According to UDC member Mary Norman, who contacted the local media afterward, Dowdell snapped one of the flags in half. Dowdell denies doing that on purpose. “It might have snapped itself,” he told the Opelika-Auburn News. “If it did, so what? If I had my way, I would have broke them all up and stomped on them and burned them. That flag represents another country, another nation.”
Stomping on the Confederate battle flag? Them’s fighting words, Councilman.
The newspaper articles about the incident started to circulate on neo-Confederate and white supremacist online forums, along with Dowdell’s photo, E-mail address, home and office addresses and phone number.

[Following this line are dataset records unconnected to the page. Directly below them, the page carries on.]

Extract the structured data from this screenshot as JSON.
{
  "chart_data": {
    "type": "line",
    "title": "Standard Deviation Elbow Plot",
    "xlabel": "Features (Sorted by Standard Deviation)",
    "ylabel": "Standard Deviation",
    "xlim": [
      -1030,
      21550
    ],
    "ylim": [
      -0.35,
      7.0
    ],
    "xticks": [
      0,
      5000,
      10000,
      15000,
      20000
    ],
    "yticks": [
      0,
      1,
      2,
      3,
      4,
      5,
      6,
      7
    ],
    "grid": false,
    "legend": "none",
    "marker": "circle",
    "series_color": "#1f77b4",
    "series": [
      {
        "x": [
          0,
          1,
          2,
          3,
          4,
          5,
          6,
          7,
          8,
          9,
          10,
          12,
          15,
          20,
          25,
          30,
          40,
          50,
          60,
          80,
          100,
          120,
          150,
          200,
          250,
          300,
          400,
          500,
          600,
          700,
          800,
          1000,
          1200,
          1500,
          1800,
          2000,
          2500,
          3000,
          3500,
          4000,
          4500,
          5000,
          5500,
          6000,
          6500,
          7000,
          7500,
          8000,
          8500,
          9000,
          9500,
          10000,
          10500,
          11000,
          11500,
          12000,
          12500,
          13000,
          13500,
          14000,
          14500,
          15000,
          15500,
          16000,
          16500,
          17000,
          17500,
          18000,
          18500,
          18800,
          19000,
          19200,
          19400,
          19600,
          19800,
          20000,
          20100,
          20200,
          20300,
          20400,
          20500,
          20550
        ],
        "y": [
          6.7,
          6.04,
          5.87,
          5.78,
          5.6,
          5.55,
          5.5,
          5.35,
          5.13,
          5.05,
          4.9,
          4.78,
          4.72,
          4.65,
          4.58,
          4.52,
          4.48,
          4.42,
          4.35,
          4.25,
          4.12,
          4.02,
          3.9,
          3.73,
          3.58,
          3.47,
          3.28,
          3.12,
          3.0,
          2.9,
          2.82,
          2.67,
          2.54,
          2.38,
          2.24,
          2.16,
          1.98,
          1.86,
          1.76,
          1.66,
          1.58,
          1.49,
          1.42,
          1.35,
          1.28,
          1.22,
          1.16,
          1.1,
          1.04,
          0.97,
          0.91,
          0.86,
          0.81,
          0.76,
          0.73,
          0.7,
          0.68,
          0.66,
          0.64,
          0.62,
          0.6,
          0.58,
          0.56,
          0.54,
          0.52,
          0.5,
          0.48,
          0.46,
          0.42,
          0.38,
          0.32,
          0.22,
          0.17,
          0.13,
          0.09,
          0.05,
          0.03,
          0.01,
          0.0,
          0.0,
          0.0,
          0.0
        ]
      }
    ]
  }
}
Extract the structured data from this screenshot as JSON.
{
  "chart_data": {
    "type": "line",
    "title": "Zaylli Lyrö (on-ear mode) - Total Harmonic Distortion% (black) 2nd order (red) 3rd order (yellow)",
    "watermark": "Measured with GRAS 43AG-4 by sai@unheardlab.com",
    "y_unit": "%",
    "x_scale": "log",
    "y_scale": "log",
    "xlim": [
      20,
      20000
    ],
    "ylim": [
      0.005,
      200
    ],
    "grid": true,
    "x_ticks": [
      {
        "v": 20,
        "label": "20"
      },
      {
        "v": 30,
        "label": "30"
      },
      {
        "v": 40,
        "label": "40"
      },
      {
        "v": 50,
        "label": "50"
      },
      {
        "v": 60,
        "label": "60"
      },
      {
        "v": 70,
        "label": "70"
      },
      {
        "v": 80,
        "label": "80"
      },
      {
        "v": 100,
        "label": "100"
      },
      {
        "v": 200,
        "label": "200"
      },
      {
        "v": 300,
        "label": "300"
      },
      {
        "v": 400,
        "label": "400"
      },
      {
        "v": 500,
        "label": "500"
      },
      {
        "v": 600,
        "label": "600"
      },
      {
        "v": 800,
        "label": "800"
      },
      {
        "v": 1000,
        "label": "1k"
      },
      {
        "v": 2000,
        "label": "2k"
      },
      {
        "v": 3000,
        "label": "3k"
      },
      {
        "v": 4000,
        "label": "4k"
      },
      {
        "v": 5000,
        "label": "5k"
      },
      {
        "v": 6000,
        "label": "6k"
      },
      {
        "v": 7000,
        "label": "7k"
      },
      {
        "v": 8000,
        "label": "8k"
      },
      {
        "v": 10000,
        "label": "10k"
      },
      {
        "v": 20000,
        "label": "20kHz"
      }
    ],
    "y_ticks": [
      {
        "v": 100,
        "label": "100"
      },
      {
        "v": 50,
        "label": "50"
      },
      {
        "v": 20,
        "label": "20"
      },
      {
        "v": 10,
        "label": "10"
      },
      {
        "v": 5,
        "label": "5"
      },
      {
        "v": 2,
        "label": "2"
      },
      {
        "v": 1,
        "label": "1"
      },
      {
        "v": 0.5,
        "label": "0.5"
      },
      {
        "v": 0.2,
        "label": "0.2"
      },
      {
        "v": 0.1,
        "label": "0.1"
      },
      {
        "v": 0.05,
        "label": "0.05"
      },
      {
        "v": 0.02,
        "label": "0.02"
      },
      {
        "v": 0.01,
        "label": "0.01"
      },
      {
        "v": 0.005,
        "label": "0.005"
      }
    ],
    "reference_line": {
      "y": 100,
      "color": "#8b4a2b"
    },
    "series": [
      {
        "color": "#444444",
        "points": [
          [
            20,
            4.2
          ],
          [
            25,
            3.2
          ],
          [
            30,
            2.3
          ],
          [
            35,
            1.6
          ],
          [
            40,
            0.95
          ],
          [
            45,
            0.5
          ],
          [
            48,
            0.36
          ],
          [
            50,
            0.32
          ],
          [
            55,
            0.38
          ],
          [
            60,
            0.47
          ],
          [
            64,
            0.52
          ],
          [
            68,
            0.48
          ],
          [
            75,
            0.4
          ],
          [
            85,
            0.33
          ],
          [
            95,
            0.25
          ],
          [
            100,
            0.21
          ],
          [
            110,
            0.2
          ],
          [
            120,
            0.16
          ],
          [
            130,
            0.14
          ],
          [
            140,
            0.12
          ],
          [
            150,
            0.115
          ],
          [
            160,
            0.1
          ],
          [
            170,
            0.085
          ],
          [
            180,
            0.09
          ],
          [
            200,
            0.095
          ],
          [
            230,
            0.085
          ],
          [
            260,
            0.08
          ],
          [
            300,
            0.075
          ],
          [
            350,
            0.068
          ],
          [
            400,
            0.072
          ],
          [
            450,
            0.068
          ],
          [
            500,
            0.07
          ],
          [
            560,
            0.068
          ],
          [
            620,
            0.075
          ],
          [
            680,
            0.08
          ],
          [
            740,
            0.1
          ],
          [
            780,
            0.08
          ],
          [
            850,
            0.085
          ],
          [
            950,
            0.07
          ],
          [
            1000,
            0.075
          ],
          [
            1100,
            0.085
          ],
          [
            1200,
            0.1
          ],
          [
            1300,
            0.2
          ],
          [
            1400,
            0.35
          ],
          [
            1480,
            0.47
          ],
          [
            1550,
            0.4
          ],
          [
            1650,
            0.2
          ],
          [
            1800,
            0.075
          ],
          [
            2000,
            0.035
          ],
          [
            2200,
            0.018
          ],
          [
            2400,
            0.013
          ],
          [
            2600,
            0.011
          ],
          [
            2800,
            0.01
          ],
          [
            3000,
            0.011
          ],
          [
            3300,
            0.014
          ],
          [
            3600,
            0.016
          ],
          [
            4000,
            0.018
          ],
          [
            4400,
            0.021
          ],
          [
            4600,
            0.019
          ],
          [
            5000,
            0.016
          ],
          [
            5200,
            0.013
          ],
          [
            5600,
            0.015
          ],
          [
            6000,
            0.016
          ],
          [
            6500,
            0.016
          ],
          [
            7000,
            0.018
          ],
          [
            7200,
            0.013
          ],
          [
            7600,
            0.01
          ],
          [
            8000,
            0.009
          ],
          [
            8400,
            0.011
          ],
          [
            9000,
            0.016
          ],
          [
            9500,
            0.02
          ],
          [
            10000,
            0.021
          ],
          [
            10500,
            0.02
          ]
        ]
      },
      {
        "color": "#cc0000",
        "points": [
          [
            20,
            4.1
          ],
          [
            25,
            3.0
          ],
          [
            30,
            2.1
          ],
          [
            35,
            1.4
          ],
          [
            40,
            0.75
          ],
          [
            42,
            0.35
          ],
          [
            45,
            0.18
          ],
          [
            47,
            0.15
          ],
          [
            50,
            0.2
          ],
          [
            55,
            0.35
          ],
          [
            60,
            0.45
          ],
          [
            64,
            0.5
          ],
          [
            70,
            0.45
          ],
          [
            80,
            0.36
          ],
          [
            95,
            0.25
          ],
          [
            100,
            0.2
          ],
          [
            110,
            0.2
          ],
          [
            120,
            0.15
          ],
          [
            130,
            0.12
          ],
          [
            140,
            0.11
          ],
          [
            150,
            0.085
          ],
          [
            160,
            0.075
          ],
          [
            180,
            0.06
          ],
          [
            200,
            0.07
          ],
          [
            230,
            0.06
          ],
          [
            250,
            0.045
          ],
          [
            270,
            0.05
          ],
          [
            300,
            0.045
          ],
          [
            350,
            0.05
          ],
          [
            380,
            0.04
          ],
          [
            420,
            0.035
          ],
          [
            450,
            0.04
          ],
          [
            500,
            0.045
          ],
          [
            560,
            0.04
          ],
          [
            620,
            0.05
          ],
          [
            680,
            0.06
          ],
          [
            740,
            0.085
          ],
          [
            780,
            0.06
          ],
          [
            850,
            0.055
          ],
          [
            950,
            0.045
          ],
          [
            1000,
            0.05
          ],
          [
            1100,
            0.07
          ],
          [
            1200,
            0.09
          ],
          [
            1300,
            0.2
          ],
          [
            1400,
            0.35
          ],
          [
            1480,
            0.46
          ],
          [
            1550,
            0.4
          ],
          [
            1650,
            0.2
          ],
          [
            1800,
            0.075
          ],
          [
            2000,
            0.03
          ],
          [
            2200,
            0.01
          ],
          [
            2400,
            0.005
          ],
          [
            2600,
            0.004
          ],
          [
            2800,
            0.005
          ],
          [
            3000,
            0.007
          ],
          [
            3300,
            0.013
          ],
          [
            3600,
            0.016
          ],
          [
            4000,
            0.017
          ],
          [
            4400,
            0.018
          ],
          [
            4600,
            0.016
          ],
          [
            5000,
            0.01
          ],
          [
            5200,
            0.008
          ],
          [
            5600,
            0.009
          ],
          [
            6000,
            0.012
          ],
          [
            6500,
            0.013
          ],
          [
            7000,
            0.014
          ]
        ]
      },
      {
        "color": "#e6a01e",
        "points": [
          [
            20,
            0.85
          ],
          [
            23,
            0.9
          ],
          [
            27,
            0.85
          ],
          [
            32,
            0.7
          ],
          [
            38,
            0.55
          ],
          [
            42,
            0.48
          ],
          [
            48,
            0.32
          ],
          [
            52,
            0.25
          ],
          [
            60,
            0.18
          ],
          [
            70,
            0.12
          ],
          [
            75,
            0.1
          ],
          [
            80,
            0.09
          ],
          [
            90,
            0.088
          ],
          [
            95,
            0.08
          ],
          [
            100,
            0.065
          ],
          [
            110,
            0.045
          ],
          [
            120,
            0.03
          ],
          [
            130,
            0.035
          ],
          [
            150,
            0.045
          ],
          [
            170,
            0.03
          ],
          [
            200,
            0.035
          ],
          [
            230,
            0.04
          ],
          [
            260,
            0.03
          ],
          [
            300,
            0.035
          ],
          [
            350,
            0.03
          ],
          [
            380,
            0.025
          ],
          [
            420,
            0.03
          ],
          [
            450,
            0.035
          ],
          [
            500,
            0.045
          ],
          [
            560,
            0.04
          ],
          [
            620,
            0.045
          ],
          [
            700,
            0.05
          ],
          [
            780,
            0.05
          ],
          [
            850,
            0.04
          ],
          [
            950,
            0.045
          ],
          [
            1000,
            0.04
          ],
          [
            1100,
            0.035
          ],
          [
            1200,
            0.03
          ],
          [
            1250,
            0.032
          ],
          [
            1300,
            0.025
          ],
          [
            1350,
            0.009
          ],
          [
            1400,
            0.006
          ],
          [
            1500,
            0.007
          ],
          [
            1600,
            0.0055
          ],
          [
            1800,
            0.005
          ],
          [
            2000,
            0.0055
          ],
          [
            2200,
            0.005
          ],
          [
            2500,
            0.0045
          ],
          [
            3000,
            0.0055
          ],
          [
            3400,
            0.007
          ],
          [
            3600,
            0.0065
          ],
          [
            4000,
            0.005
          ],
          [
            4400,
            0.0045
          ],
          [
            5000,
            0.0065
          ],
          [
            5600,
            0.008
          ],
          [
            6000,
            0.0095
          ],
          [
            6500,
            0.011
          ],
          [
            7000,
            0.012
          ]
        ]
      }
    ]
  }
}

Then the Southern Legal Resource Center, a neo-Confederate law center co-founded by white supremacist attorney Kirk Lyons, issued a public call for the city of Auburn to force Dowell to resign. SLRC Executive Director Roger McCredie wrote to Auburn Mayor Bill Ham, Jr., that “justice and ordinary decency would be served” by the City’s demanding Dowdell’s resignation.
Not to be outdone, the Southern heritage group Sons of Confederate Veterans (SCV) launched a letter-writing campaign to Alabama Gov. Bob Riley and various state and local prosecutors, demanding Dowdell’s arrest on hate crime charges.
“Councilman Dowdell violates every tenet of decent human behavior. He showed a dangerous propensity for taking the law into his own hands,” read the form letter drafted by SCV Alabama Division Commander Robert Reames. “We believe this crime was motivated by hate, and want to see justice done.”
Last week, New Jersey-based neo-Nazi radio host and notorious blowhard Hal Turner faxed a letter to the Auburn Police Department announcing that he’s “considering” bringing the Ku Klux Klan, neo-Nazis, and skinheads to Auburn to protest Dowdell at the next scheduled meeting of the Auburn City Council, which is coming up fast: Tuesday, May 5.
“I don’t care who they send, I’ll be there,” Dowdell told Hatewatch. “The FBI is involved, so I hope and pray my safety will be ensured. I’ll tell you what, though. I’ve never seen anything of this magnitude. I’ve been called every name under the sun except one — a child of God.”